Wenn wir in Deutschland schon so lang brauchen zu kapieren, welche Not herrscht, dann wäre es doch an der Zeit, wenigstens jetzt Hilfskolonnen, Material und Geld im großen Stil hier einzusetzen und zusätzlich auch nach Lampedusa und Kos, an die ungarischen und serbischen Grenzen und sonstige Brennpunkte zu schicken, um bei der Versorgung, Registrierung und Asylantragsbearbeitung zu helfen, die wir von den dortigen Behörden fordern.

Aber nein, lieber verbietet man den betroffenen Ländern, selbst Kredite aufzunehmen, um diese Aufgaben zu bewältigen, und rügt sie dafür, wenn sie diesen Aufgaben nicht mehr gerecht werden, die Menschen weiterreisen und uns die Folgen dieser Völkerwanderung selbst spüren lassen. Legale Wege der Einreise zu schaffen, um dem Sterben auf den Fluchtwegen ein Ende zu setzen, wäre der zweite wichtige Punkt. Aber auch hier scheint keine Vernunft bei den Verantwortlichen einziehen zu wollen.

Dass beide Krisen, die Eurokrise und die auf Europa übergreifende Flüchtlingskrise im Nahen und Mittleren Osten, zeitlich zusammenfallen, ist eine historische Katastrophe. Das Zeitfenster für eine Wende zum Besseren, das sich mit dem arabischen Frühling geöffnet hatte, ist wieder fest geschlossen. Europa, mit seiner selbst eingebrockten Eurokrise beschäftigt und diese durch ideologische Verbohrtheit seiner Eliten verlängernd, hat die Gelegenheit verstreichen lassen, zur friedlichen Entwicklung des arabischen Raumes beizutragen.

Nun holt Europa dieses Versäumnis unausweichlich ein, und es kommt nicht nur die zu uns fliehenden Menschen sondern auch uns selbst teuer zu stehen – teuer im Sinne des Vorschubs, den es nationalistischen Kräften liefert.

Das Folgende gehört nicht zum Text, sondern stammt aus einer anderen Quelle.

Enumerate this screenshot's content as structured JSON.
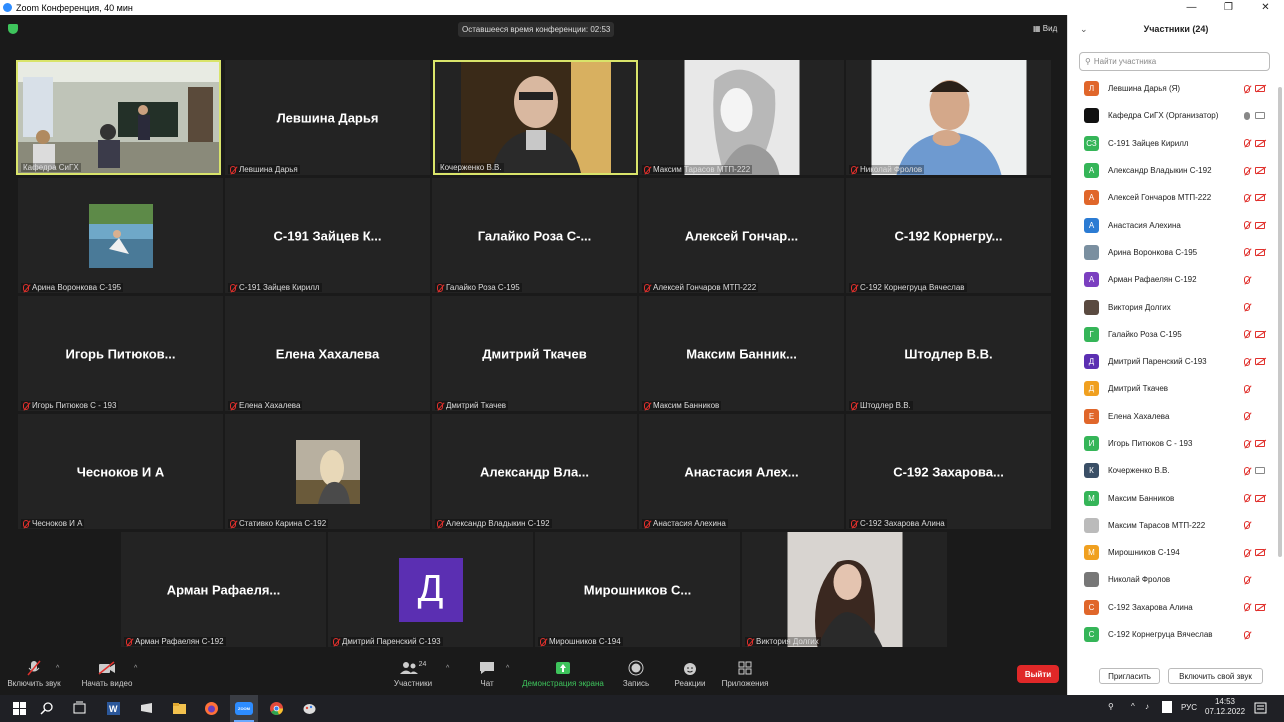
{
  "window": {
    "title": "Zoom Конференция, 40 мин"
  },
  "meeting": {
    "timer": "Оставшееся время конференции: 02:53",
    "view_label": "Вид"
  },
  "tiles": [
    {
      "label": "Кафедра СиГХ",
      "type": "video"
    },
    {
      "name": "Левшина Дарья",
      "label": "Левшина Дарья",
      "type": "name"
    },
    {
      "label": "Кочерженко В.В.",
      "type": "video"
    },
    {
      "label": "Максим Тарасов МТП-222",
      "type": "photo"
    },
    {
      "label": "Николай Фролов",
      "type": "video"
    },
    {
      "label": "Арина Воронкова С-195",
      "type": "photo"
    },
    {
      "name": "С-191 Зайцев К...",
      "label": "С-191 Зайцев Кирилл",
      "type": "name"
    },
    {
      "name": "Галайко Роза С-...",
      "label": "Галайко Роза С-195",
      "type": "name"
    },
    {
      "name": "Алексей Гончар...",
      "label": "Алексей Гончаров МТП-222",
      "type": "name"
    },
    {
      "name": "С-192 Корнегру...",
      "label": "С-192 Корнегруца Вячеслав",
      "type": "name"
    },
    {
      "name": "Игорь Питюков...",
      "label": "Игорь Питюков С - 193",
      "type": "name"
    },
    {
      "name": "Елена Хахалева",
      "label": "Елена Хахалева",
      "type": "name"
    },
    {
      "name": "Дмитрий Ткачев",
      "label": "Дмитрий Ткачев",
      "type": "name"
    },
    {
      "name": "Максим Банник...",
      "label": "Максим Банников",
      "type": "name"
    },
    {
      "name": "Штодлер В.В.",
      "label": "Штодлер В.В.",
      "type": "name"
    },
    {
      "name": "Чесноков И А",
      "label": "Чесноков И А",
      "type": "name"
    },
    {
      "label": "Стативко Карина С-192",
      "type": "photo"
    },
    {
      "name": "Александр Вла...",
      "label": "Александр Владыкин С-192",
      "type": "name"
    },
    {
      "name": "Анастасия Алех...",
      "label": "Анастасия Алехина",
      "type": "name"
    },
    {
      "name": "С-192 Захарова...",
      "label": "С-192 Захарова Алина",
      "type": "name"
    },
    {
      "name": "Арман Рафаеля...",
      "label": "Арман Рафаелян С-192",
      "type": "name"
    },
    {
      "letter": "Д",
      "label": "Дмитрий Паренский С-193",
      "type": "letter"
    },
    {
      "name": "Мирошников С...",
      "label": "Мирошников С-194",
      "type": "name"
    },
    {
      "label": "Виктория Долгих",
      "type": "photo"
    }
  ],
  "toolbar": {
    "mute": "Включить звук",
    "video": "Начать видео",
    "participants": "Участники",
    "participants_count": "24",
    "chat": "Чат",
    "share": "Демонстрация экрана",
    "record": "Запись",
    "reactions": "Реакции",
    "apps": "Приложения",
    "leave": "Выйти"
  },
  "panel": {
    "title": "Участники (24)",
    "search_placeholder": "Найти участника",
    "invite": "Пригласить",
    "unmute_me": "Включить свой звук",
    "participants": [
      {
        "name": "Левшина Дарья (Я)",
        "av": "Л",
        "color": "#e0662a",
        "mic": "off",
        "cam": "off"
      },
      {
        "name": "Кафедра СиГХ (Организатор)",
        "av": "",
        "color": "#111111",
        "mic": "on",
        "cam": "on"
      },
      {
        "name": "С-191 Зайцев Кирилл",
        "av": "СЗ",
        "color": "#35b558",
        "mic": "off",
        "cam": "off"
      },
      {
        "name": "Александр Владыкин С-192",
        "av": "А",
        "color": "#35b558",
        "mic": "off",
        "cam": "off"
      },
      {
        "name": "Алексей Гончаров МТП-222",
        "av": "А",
        "color": "#e0662a",
        "mic": "off",
        "cam": "off"
      },
      {
        "name": "Анастасия Алехина",
        "av": "А",
        "color": "#2b7bd3",
        "mic": "off",
        "cam": "off"
      },
      {
        "name": "Арина Воронкова С-195",
        "av": "",
        "color": "#7a8fa0",
        "mic": "off",
        "cam": "off"
      },
      {
        "name": "Арман Рафаелян С-192",
        "av": "А",
        "color": "#7b3fc0",
        "mic": "off",
        "cam": "none"
      },
      {
        "name": "Виктория Долгих",
        "av": "",
        "color": "#5a4a40",
        "mic": "off",
        "cam": "none"
      },
      {
        "name": "Галайко Роза С-195",
        "av": "Г",
        "color": "#35b558",
        "mic": "off",
        "cam": "off"
      },
      {
        "name": "Дмитрий Паренский С-193",
        "av": "Д",
        "color": "#5b2fb2",
        "mic": "off",
        "cam": "off"
      },
      {
        "name": "Дмитрий Ткачев",
        "av": "Д",
        "color": "#f0a020",
        "mic": "off",
        "cam": "none"
      },
      {
        "name": "Елена Хахалева",
        "av": "Е",
        "color": "#e0662a",
        "mic": "off",
        "cam": "none"
      },
      {
        "name": "Игорь Питюков С - 193",
        "av": "И",
        "color": "#35b558",
        "mic": "off",
        "cam": "off"
      },
      {
        "name": "Кочерженко В.В.",
        "av": "К",
        "color": "#3a4f66",
        "mic": "off",
        "cam": "on"
      },
      {
        "name": "Максим Банников",
        "av": "М",
        "color": "#35b558",
        "mic": "off",
        "cam": "off"
      },
      {
        "name": "Максим Тарасов МТП-222",
        "av": "",
        "color": "#bbbbbb",
        "mic": "off",
        "cam": "none"
      },
      {
        "name": "Мирошников С-194",
        "av": "М",
        "color": "#f0a020",
        "mic": "off",
        "cam": "off"
      },
      {
        "name": "Николай Фролов",
        "av": "",
        "color": "#777777",
        "mic": "off",
        "cam": "none"
      },
      {
        "name": "С-192 Захарова Алина",
        "av": "С",
        "color": "#e0662a",
        "mic": "off",
        "cam": "off"
      },
      {
        "name": "С-192 Корнегруца Вячеслав",
        "av": "С",
        "color": "#35b558",
        "mic": "off",
        "cam": "none"
      }
    ]
  },
  "taskbar": {
    "lang": "РУС",
    "time": "14:53",
    "date": "07.12.2022",
    "zoom_label": "ZOOM"
  }
}
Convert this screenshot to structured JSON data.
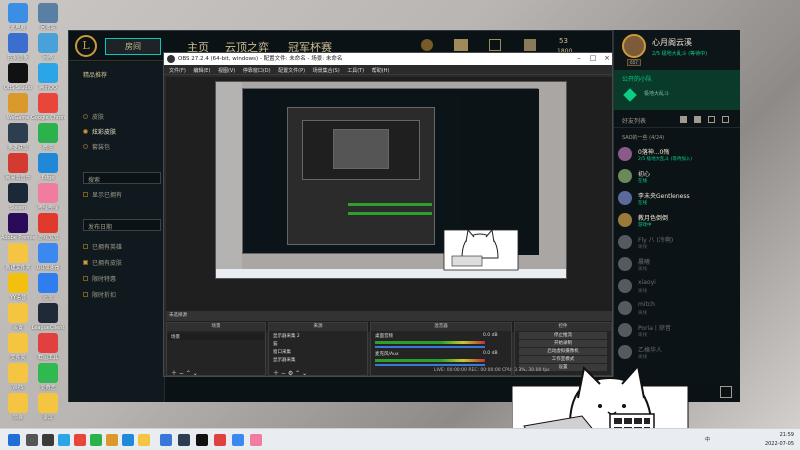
{
  "desktop": {
    "icons": [
      {
        "label": "此电脑",
        "color": "#3a8ee6"
      },
      {
        "label": "回收站",
        "color": "#5a7fa5"
      },
      {
        "label": "控制面板",
        "color": "#3a6fcf"
      },
      {
        "label": "网络",
        "color": "#4aa0d8"
      },
      {
        "label": "OBS Studio",
        "color": "#111111"
      },
      {
        "label": "腾讯QQ",
        "color": "#2aa5e8"
      },
      {
        "label": "WeGame",
        "color": "#d99a2b"
      },
      {
        "label": "Google Chrome",
        "color": "#e8463a"
      },
      {
        "label": "英雄联盟",
        "color": "#2c3e50"
      },
      {
        "label": "微信",
        "color": "#2bb24c"
      },
      {
        "label": "网易云音乐",
        "color": "#d33a31"
      },
      {
        "label": "Edge",
        "color": "#1f88d8"
      },
      {
        "label": "Steam",
        "color": "#1b2838"
      },
      {
        "label": "哔哩哔哩",
        "color": "#f07ca0"
      },
      {
        "label": "Adobe Premiere",
        "color": "#2a0b5a"
      },
      {
        "label": "游戏加加",
        "color": "#e1392b"
      },
      {
        "label": "新建文件夹",
        "color": "#f5c542"
      },
      {
        "label": "UU加速器",
        "color": "#3a88f0"
      },
      {
        "label": "YY语音",
        "color": "#f2c10f"
      },
      {
        "label": "迅雷",
        "color": "#2e7ef0"
      },
      {
        "label": "设置",
        "color": "#f5c542"
      },
      {
        "label": "LeagueClient",
        "color": "#1e2a36"
      },
      {
        "label": "文件夹",
        "color": "#f5c542"
      },
      {
        "label": "截图工具",
        "color": "#e24040"
      },
      {
        "label": "WPS",
        "color": "#f5c542"
      },
      {
        "label": "爱奇艺",
        "color": "#2fb950"
      },
      {
        "label": "项目",
        "color": "#f5c542"
      },
      {
        "label": "录屏",
        "color": "#f5c542"
      }
    ]
  },
  "lol": {
    "logo": "L",
    "play_button": "房间",
    "nav": [
      "主页",
      "云顶之弈",
      "冠军杯赛"
    ],
    "currency_rp": "53",
    "currency_be": "1800",
    "left": {
      "header": "精品推荐",
      "tabs": [
        "皮肤",
        "炫彩皮肤",
        "套装包"
      ],
      "search_placeholder": "搜索",
      "show_owned": "显示已拥有",
      "sort_label": "发布日期",
      "filters": [
        "已拥有英雄",
        "已拥有皮肤",
        "限时特惠",
        "限时折扣"
      ]
    }
  },
  "friends": {
    "me": {
      "name": "心月阁云溪",
      "status": "2/5 极地大乱斗 (等待中)",
      "level": "657"
    },
    "party": {
      "label": "公开的小队",
      "sub": "极地大乱斗"
    },
    "section": "好友列表",
    "group": "SAO的一些 (4/24)",
    "list": [
      {
        "name": "0落神...0殇",
        "status": "2/5 极地大乱斗 (等待加入)",
        "online": true,
        "color": "#8a5a8a"
      },
      {
        "name": "初心",
        "status": "在线",
        "online": true,
        "color": "#6a8a5a"
      },
      {
        "name": "李未央Gentleness",
        "status": "在线",
        "online": true,
        "color": "#5a6a9a"
      },
      {
        "name": "教月色倒倒",
        "status": "游戏中",
        "online": true,
        "color": "#9a7a3a"
      },
      {
        "name": "Fly 八 (冷啊)",
        "status": "离线",
        "online": false,
        "color": "#555a60"
      },
      {
        "name": "晨曦",
        "status": "离线",
        "online": false,
        "color": "#555a60"
      },
      {
        "name": "xiaoyi",
        "status": "离线",
        "online": false,
        "color": "#555a60"
      },
      {
        "name": "mitch",
        "status": "离线",
        "online": false,
        "color": "#555a60"
      },
      {
        "name": "Poria丨琼音",
        "status": "离线",
        "online": false,
        "color": "#555a60"
      },
      {
        "name": "乙格华人",
        "status": "离线",
        "online": false,
        "color": "#555a60"
      }
    ]
  },
  "obs": {
    "title": "OBS 27.2.4 (64-bit, windows) - 配置文件: 未命名 - 场景: 未命名",
    "menu": [
      "文件(F)",
      "编辑(E)",
      "视图(V)",
      "停靠窗口(D)",
      "配置文件(P)",
      "场景集合(S)",
      "工具(T)",
      "帮助(H)"
    ],
    "status_line": "未选择源",
    "docks": {
      "scenes": {
        "title": "场景",
        "items": [
          "场景"
        ]
      },
      "sources": {
        "title": "来源",
        "items": [
          "显示器采集 2",
          "猫",
          "窗口采集",
          "显示器采集"
        ]
      },
      "mixer": {
        "title": "混音器",
        "tracks": [
          {
            "name": "桌面音频",
            "db": "0.0 dB"
          },
          {
            "name": "麦克风/Aux",
            "db": "0.0 dB"
          }
        ]
      },
      "controls": {
        "title": "控件",
        "buttons": [
          "停止推流",
          "开始录制",
          "启动虚拟摄像机",
          "工作室模式",
          "设置",
          "退出"
        ]
      }
    },
    "footer": "LIVE: 00:00:00   REC: 00:00:00   CPU: 3.3%, 30.00 fps"
  },
  "taskbar": {
    "time": "21:59",
    "date": "2022-07-05",
    "lang": "中"
  }
}
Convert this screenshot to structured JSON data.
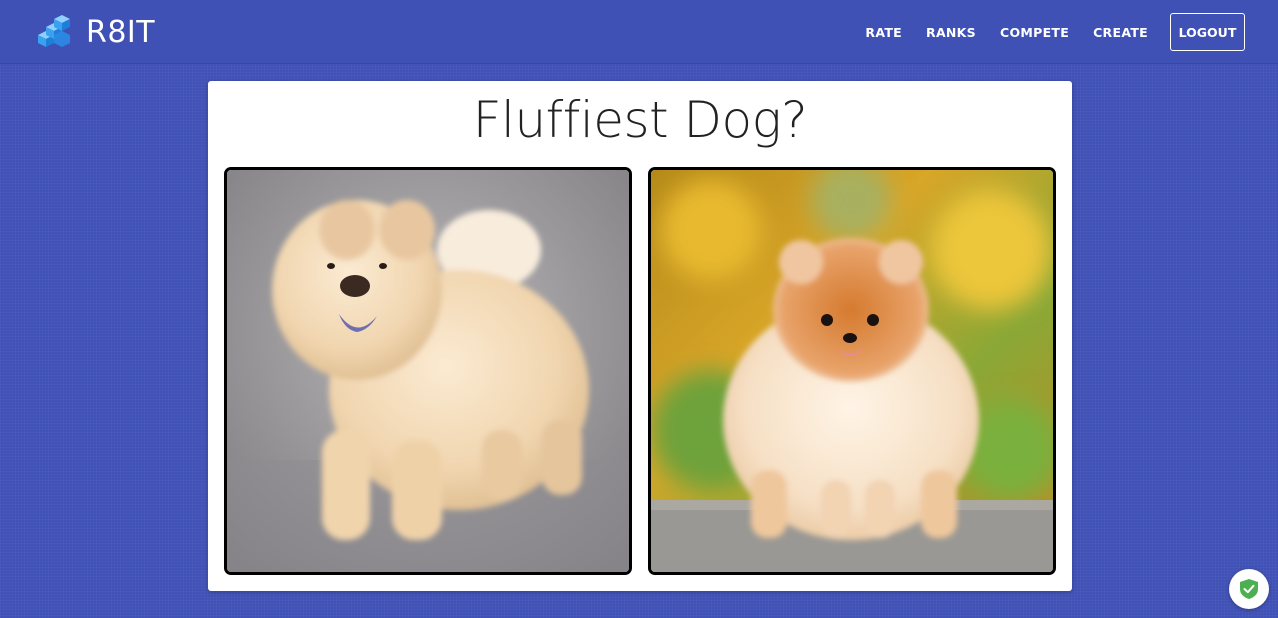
{
  "brand": {
    "name": "R8IT",
    "logo_icon": "stacked-blocks-logo-icon"
  },
  "nav": {
    "links": [
      "RATE",
      "RANKS",
      "COMPETE",
      "CREATE"
    ],
    "logout_label": "LOGOUT"
  },
  "poll": {
    "question": "Fluffiest Dog?",
    "choices": [
      {
        "subject": "cream chow chow dog photo"
      },
      {
        "subject": "orange pomeranian dog photo"
      }
    ]
  },
  "widget": {
    "icon": "shield-check-icon"
  },
  "colors": {
    "navbar": "#3f51b5",
    "background": "#4152b6",
    "card": "#ffffff",
    "shield": "#4caf50"
  }
}
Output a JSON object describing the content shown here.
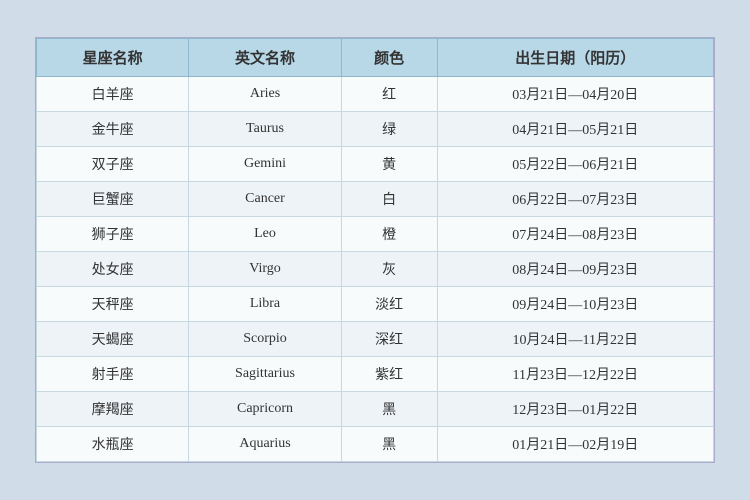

Die europäische Wertegemeinschaft droht zur Schönwetterveranstaltung zu verkommen, die Auszeichnung der EU mit dem Friedensnobelpreis 2012 muss auf die Schutzsuchenden wie Hohn wirken.

Was ist zu tun?

Das Stichwort Ursachenbekämpfung ist wohlfeil, wenn man am Münchener Hauptbahnhof steht. Es bleibt im ersten Schritt nichts anderes übrig, als Zeit zu kaufen durch eine großzügige, kreditfinanzierte Versorgung der Asylsuchenden hierzulande und im Rest Europas, um diese Zeit dann für internationale Verhandlungen zur Befriedung des Nahen und Mittleren Ostens zu nutzen.

Doch es ist so gut wie ausgeschlossen, dass die dafür erforderliche wirtschaftspolitische Kehrtwende in Europa vom gegenwärtigen politischen Personal zustande gebracht wird, das sie ja explizit ablehnt. So werden die Flüchtlinge von denen zu Sündenböcken gemacht werden, die unter der herrschenden Wirtschaftspolitik leiden, denen aber eine Ursachenanalyse zu mühsam ist und die die Flüchtlingsströme lieber als Wasser auf ihre nationalistischen Mühlen lenken wollen.